THE visitor to Rome easily identifies with Caravaggio's depiction of Joseph in his painting, "Rest on the Flight to Egypt," at the Galleria Doria-Pamphili. There sits a weary Joseph rubbing his sore feet together. Like Joseph, I have been walking the better part of each day.
Of the four great walking cities of the world - New York, London, Paris, and Rome - the last offers the greatest challenge to a visitor: It is a modern, cosmopolitan city; national capital and architectural and artistic treasure-house of the classical world and Roman Catholic Church.
This spring I made my sixth visit to Rome. For the first time, I began to feel I knew my way around.
On each trip, I return to the Spanish Steps. Here as a student over 30 years ago, I experienced my introduction to the city. I remember taking a taxi from the cavernous railroad station to the top of the Spanish Steps. My destination was not the elegant Hotel Hassler-Villa Medici, but the modest Pensione Pfister across the small square.
Miss Pfister, who was Swiss, had an array of pets, including tortoises. At night, guests would encounter the tortoises in the dimly lit narrow hallway. From the balcony where breakfast was served, I saw in the distance the dome of St. Peter's, and below, the house where Keats spent the final months of his life.
The church of the Trinita dei Monti, the Spanish Steps, the fountain in the Piazza di Spagna, the palm trees, the soft late afternoon sunlight shining on the ocher-colored buildings - these memories of my first visit to Rome will remain with me always.
I have devised my own "Tosca" tour of Rome.

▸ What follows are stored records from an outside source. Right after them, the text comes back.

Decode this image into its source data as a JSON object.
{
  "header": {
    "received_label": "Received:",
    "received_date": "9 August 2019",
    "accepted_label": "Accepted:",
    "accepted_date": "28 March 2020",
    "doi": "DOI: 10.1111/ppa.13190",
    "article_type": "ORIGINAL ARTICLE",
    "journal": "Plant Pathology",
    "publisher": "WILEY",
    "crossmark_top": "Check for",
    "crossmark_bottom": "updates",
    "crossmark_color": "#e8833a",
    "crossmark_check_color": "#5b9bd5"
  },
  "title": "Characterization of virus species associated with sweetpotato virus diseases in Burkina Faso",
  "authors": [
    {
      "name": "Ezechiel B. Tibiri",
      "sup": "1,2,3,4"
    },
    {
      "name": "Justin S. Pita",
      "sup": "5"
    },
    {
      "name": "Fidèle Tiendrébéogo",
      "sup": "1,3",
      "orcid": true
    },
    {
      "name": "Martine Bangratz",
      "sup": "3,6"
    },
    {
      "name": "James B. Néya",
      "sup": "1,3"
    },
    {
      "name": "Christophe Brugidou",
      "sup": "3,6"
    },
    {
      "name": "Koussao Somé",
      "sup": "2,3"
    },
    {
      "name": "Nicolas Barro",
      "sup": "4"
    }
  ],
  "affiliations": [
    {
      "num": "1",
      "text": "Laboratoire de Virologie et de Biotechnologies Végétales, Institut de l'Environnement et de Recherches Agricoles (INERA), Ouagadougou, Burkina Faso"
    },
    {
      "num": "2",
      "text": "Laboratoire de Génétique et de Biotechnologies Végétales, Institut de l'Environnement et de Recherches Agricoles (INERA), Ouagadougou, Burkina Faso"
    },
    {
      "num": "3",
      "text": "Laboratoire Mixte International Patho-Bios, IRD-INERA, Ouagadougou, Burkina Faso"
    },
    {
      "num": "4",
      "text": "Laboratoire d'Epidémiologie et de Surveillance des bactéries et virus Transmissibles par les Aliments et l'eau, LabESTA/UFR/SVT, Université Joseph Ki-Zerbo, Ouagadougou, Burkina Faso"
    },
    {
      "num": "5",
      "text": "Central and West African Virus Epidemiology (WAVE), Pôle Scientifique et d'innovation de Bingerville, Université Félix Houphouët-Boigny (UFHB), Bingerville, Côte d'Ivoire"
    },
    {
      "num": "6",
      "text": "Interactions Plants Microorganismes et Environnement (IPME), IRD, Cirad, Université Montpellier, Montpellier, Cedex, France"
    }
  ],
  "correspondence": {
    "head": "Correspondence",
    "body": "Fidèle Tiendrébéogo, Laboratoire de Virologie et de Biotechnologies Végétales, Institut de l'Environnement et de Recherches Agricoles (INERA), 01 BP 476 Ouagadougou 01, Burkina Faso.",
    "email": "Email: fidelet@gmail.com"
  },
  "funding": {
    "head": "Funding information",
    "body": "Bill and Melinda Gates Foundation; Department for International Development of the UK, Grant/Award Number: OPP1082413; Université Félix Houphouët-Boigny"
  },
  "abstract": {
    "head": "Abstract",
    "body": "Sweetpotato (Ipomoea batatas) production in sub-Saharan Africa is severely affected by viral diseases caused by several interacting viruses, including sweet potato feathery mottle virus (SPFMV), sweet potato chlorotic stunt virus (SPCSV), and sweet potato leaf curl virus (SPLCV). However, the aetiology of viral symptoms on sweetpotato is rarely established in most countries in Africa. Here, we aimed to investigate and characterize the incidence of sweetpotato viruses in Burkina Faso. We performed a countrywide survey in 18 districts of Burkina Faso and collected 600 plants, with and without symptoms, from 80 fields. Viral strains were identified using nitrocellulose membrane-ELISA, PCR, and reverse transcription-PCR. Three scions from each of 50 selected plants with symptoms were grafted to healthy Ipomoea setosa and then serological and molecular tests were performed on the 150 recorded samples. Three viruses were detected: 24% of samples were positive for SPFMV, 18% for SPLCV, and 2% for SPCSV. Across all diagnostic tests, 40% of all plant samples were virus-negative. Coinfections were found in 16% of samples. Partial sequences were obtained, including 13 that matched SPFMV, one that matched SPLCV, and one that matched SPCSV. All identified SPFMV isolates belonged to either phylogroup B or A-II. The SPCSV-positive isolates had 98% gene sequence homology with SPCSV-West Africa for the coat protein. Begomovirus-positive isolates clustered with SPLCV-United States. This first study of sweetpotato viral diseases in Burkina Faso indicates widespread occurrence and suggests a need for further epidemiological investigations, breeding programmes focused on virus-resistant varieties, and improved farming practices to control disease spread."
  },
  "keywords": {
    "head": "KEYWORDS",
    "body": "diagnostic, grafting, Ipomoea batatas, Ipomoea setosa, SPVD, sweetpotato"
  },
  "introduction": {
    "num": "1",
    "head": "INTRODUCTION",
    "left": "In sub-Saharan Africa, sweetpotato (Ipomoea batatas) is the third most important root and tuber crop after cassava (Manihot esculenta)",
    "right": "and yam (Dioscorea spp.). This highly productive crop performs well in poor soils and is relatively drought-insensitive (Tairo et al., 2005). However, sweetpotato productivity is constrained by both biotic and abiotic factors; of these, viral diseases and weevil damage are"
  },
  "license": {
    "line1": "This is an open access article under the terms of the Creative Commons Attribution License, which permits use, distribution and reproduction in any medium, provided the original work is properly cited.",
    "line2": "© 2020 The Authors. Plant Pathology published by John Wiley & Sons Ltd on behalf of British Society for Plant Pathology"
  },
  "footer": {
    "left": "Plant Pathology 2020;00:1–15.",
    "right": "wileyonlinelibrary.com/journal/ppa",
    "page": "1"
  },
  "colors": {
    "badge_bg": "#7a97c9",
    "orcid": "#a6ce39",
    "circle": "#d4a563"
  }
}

Puccini placed each of these three acts of the opera at a city landmark. Act One takes me to the church of Sant'Andrea della Valle, which is crowned by a fine dome, the largest in Rome after that of St. Peter.
Act Two is set in Scarpia's study in the Palazzo Farnese, the most magnificent Renaissance palace in Rome. Today the building serves as the French Embassy. A short distance from the Palazzo Farnese is the Campo dei Fiori, an open marketplace, with old stalls and large canvas umbrellas to shade the fruit, vegetables, and flowers from the sun. Here I purchase oranges from Sicily and almonds to sustain me on the walk to the site of Act Three, the Castel Sant'Angelo. From its ramparts, at the conclusion of t he opera, Tosca leaps into the Tiber River.
The fountains of Rome are a glory of the city. By comparison, New York has very few. In the days of Emperor Trajan, there were 1,300 fountains supplied by 11 aqueducts. Four of my favorites, the Trevi fountain and the fountains in the Piazzi di Spanga, the Piazza Navona, and the Piazza Farnese, are fed by an aqueduct dating back to 19 BC.
Walking in Rome, I encounter delightful reminders of New York City, such as the aroma of wood-burning fireplaces and chestnuts roasting. Rome has a milder climate than New York's, so one unexpectedly comes upon orange and palm trees, and at San Clemente, the best preserved of the medieval basilicas in Rome, oleanders.
Romans, like New Yorkers, stream to parks on weekends. For visitors to either city, the best way to see the natives relaxing is to spend time in the parks. At the approach to the gardens of the Villa Borghese, Roman's lovely park, appears this appealing admonition, as related by Christopher Hibbert in his book "Rome, The Biography of a City": "Go where thou wilt, ask whatever thou desirest, go away whenever thou wishest... Let seemly enjoyment be the guest's only law...."
I ENJOY walking along the Tiber, with the beautiful views of St. Peter's and the Castel Sant' Angelo, and its ancient bridges. Watching the swift-moving, muddy waters of the Tiber from the river bank on the Isola Tiberina is a pleasant way to pass the time. Horace enjoyed walking along the river centuries ago. "I am," he wrote, "like the bee that busy works in the sweet wild thyme around the groves and banks of wide-watered Tiber. Even so small and toiling hard like her I build my songs."
On this visit I stayed at a hotel on the Piazza della Rotonda overlooking the Pantheon. Completed by Hadrian in AD 125, the Pantheon is the best-preserved Roman building in the city, and only a few minutes from the Piazza Navona with its wonderful Bernini fountains and Borromini church. (In my walks in Rome, I felt as if my companions were Bernini, Borromini, and Caravaggio, so often did I partake of their masterpieces.)
To see the Pantheon the first thing in the morning, and as the last sight in the evening, is thrilling. Rome, as William James wrote, is "a feast for the eye from the moment you leave your hotel door to the moment you return."
I have walked up and down, and explored, five of the seven hills of this ancient city: the Palatine, Capitoline, Quirinale, Aventine, and Esquiline. The remaining two hills - the Viminal and Caelian - provide my excuse to return to Rome.